Among items in the package: $335,000 to protect North Dakota's sunflowers from blackbirds, $2.3 million for an animal waste management research lab in Bowling Green, Ky., $50,000 to control wild hogs in Missouri, and $443,000 to develop salmon-fortified baby food.
...
Sen. Richard Shelby (news, bio, voting record), an Alabama Republican who serves on the Senate Appropriations Committee, won dozens of special items for his state — enough to fill 20 press releases.

We are paying to study animal shit?


In one aimed at northern Alabama, Shelby took credit for the $4 million budgeted for the International Fertilizer Development Center. "In addition to the important research conducted at this facility, the facility employs numerous Muscle Shoals-area residents,"
...
Missouri Republican Sens.
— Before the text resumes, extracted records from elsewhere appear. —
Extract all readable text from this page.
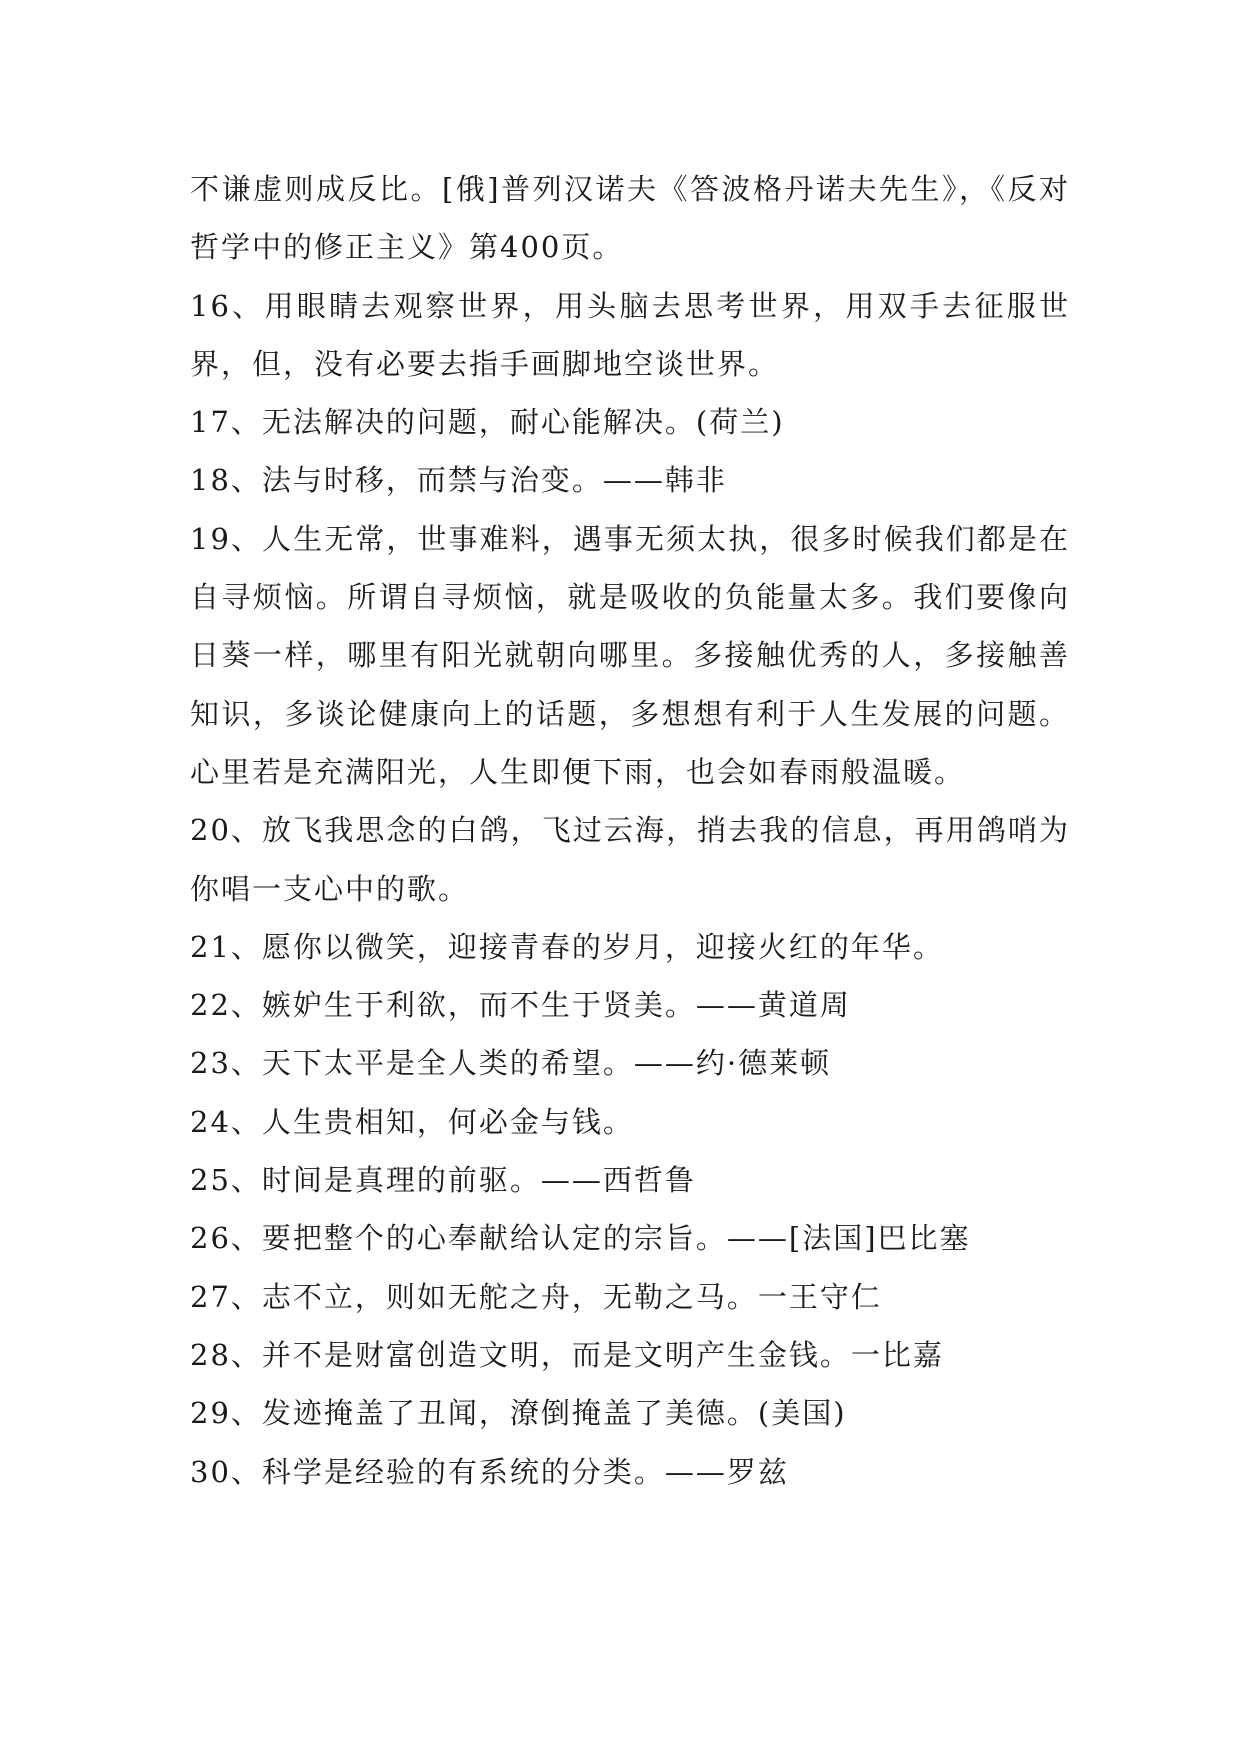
不谦虚则成反比。[俄]普列汉诺夫《答波格丹诺夫先生》，《反对哲学中的修正主义》第400页。

16、用眼睛去观察世界，用头脑去思考世界，用双手去征服世界，但，没有必要去指手画脚地空谈世界。

17、无法解决的问题，耐心能解决。(荷兰)

18、法与时移，而禁与治变。——韩非

19、人生无常，世事难料，遇事无须太执，很多时候我们都是在自寻烦恼。所谓自寻烦恼，就是吸收的负能量太多。我们要像向日葵一样，哪里有阳光就朝向哪里。多接触优秀的人，多接触善知识，多谈论健康向上的话题，多想想有利于人生发展的问题。心里若是充满阳光，人生即便下雨，也会如春雨般温暖。

20、放飞我思念的白鸽，飞过云海，捎去我的信息，再用鸽哨为你唱一支心中的歌。

21、愿你以微笑，迎接青春的岁月，迎接火红的年华。

22、嫉妒生于利欲，而不生于贤美。——黄道周

23、天下太平是全人类的希望。——约·德莱顿

24、人生贵相知，何必金与钱。

25、时间是真理的前驱。——西哲鲁

26、要把整个的心奉献给认定的宗旨。——[法国]巴比塞

27、志不立，则如无舵之舟，无勒之马。一王守仁

28、并不是财富创造文明，而是文明产生金钱。一比嘉

29、发迹掩盖了丑闻，潦倒掩盖了美德。(美国)

30、科学是经验的有系统的分类。——罗兹
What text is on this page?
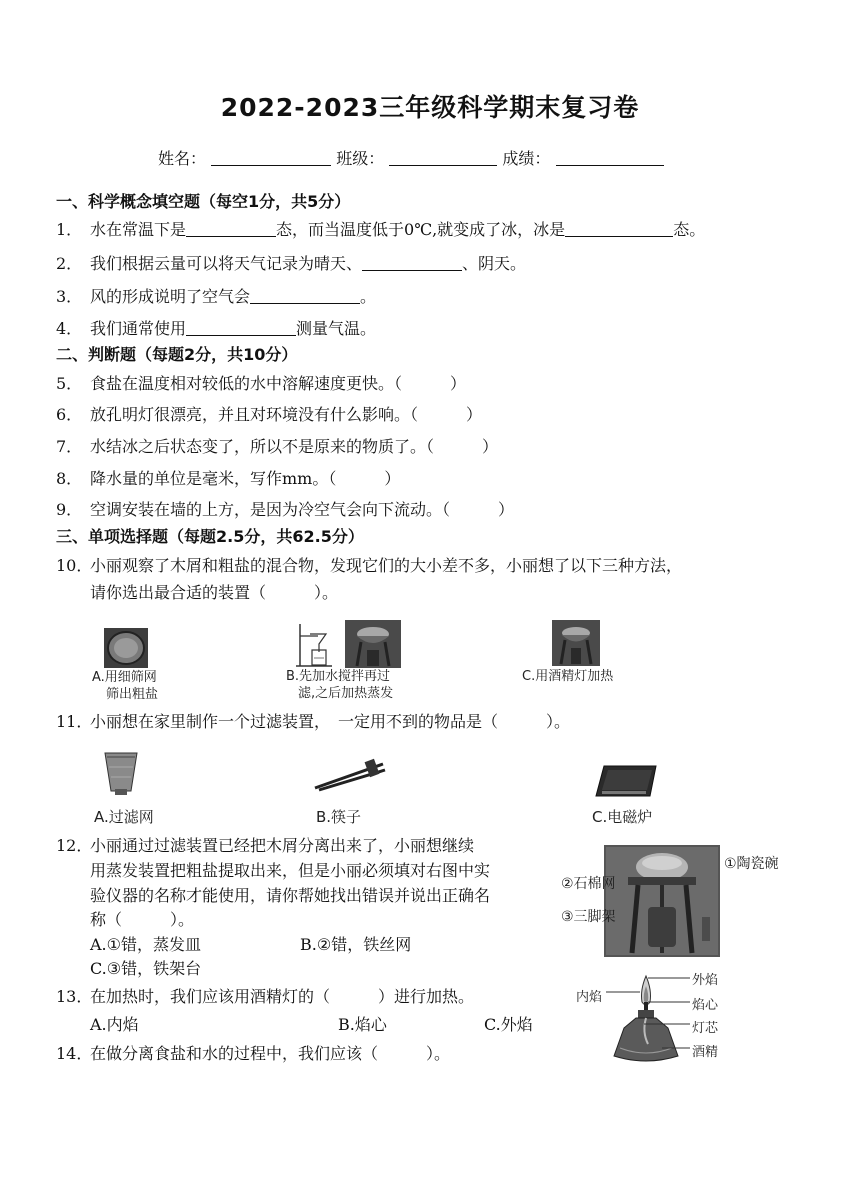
2022-2023三年级科学期末复习卷
姓名：	班级：	成绩：
一、科学概念填空题（每空1分，共5分）
1． 水在常温下是	态，而当温度低于0℃,就变成了冰，冰是	态。
2． 我们根据云量可以将天气记录为晴天、	、阴天。
3． 风的形成说明了空气会	。
4． 我们通常使用	测量气温。
二、判断题（每题2分，共10分）
5． 食盐在温度相对较低的水中溶解速度更快。（　　　）
6． 放孔明灯很漂亮，并且对环境没有什么影响。（　　　）
7． 水结冰之后状态变了，所以不是原来的物质了。（　　　）
8． 降水量的单位是毫米，写作mm。（　　　）
9． 空调安装在墙的上方，是因为冷空气会向下流动。（　　　）
三、单项选择题（每题2.5分，共62.5分）
10．小丽观察了木屑和粗盐的混合物，发现它们的大小差不多，小丽想了以下三种方法，
请你选出最合适的装置（　　　）。
A.用细筛网
筛出粗盐
B.先加水搅拌再过
滤,之后加热蒸发
C.用酒精灯加热
11．小丽想在家里制作一个过滤装置，　一定用不到的物品是（　　　）。
A.过滤网	B.筷子	C.电磁炉
12．小丽通过过滤装置已经把木屑分离出来了，小丽想继续
用蒸发装置把粗盐提取出来，但是小丽必须填对右图中实
验仪器的名称才能使用，请你帮她找出错误并说出正确名
称（　　　）。
A.①错，蒸发皿	B.②错，铁丝网
C.③错，铁架台
①陶瓷碗
②石棉网
③三脚架
13．在加热时，我们应该用酒精灯的（　　　）进行加热。
A.内焰	B.焰心	C.外焰
外焰
内焰
焰心
灯芯
酒精
14．在做分离食盐和水的过程中，我们应该（　　　）。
Kit Bond and Jim Talent and Republican Rep. Jo Ann Emerson on Monday announced federal money for three-dozen projects in southern Missouri, including $50,000 for wild-hog control.


Ohio Reps. Stephanie Tubbs Jones, a Democrat, and Steven LaTourette, a Republican, boasted about $350,000 for music education programs at the Rock and Roll Hall of Fame in Cleveland.


Nicole Williams, a spokeswoman for Tubbs Jones, said another lawmaker requested the money but Tubbs Jones supported it. With a deficit in Cleveland's public school system and music education among the programs getting cut, the museum aid could benefit the city as a whole, Williams said.
...
Alaska Republican Sens. Lisa Murkowski and Ted Stevens claimed credit for channeling federal money to the state's salmon industry, including money to research use of salmon as a base for baby food.


"The goal is to increase the market for salmon by encouraging the production of more `value-added' salmon products," Murkowski's office said.

Michigan's two Democratic senators, Carl Levin and Debbie Stabenow, let it be known they had won $4 million for an environmentally friendly public transportation system in Traverse City.

...


The Bill is expected to be signed by President Bush who hasn't seen a spending bill he didn't like.

When Bush first took office, he vowed to cut pet projects from the federal budget, but the president has yet to veto a single spending bill. He is expected to sign the new plan as well.


Obviously the Republicans aren't going to to any better at restricting goverment than the Democrats. If the Republicans are going to be the party of inflicting their interpertation of 'Christian Values' and favor big goverment spending, its going to be hard to support them anymore. W should remember the big issue that Clinton beat him over.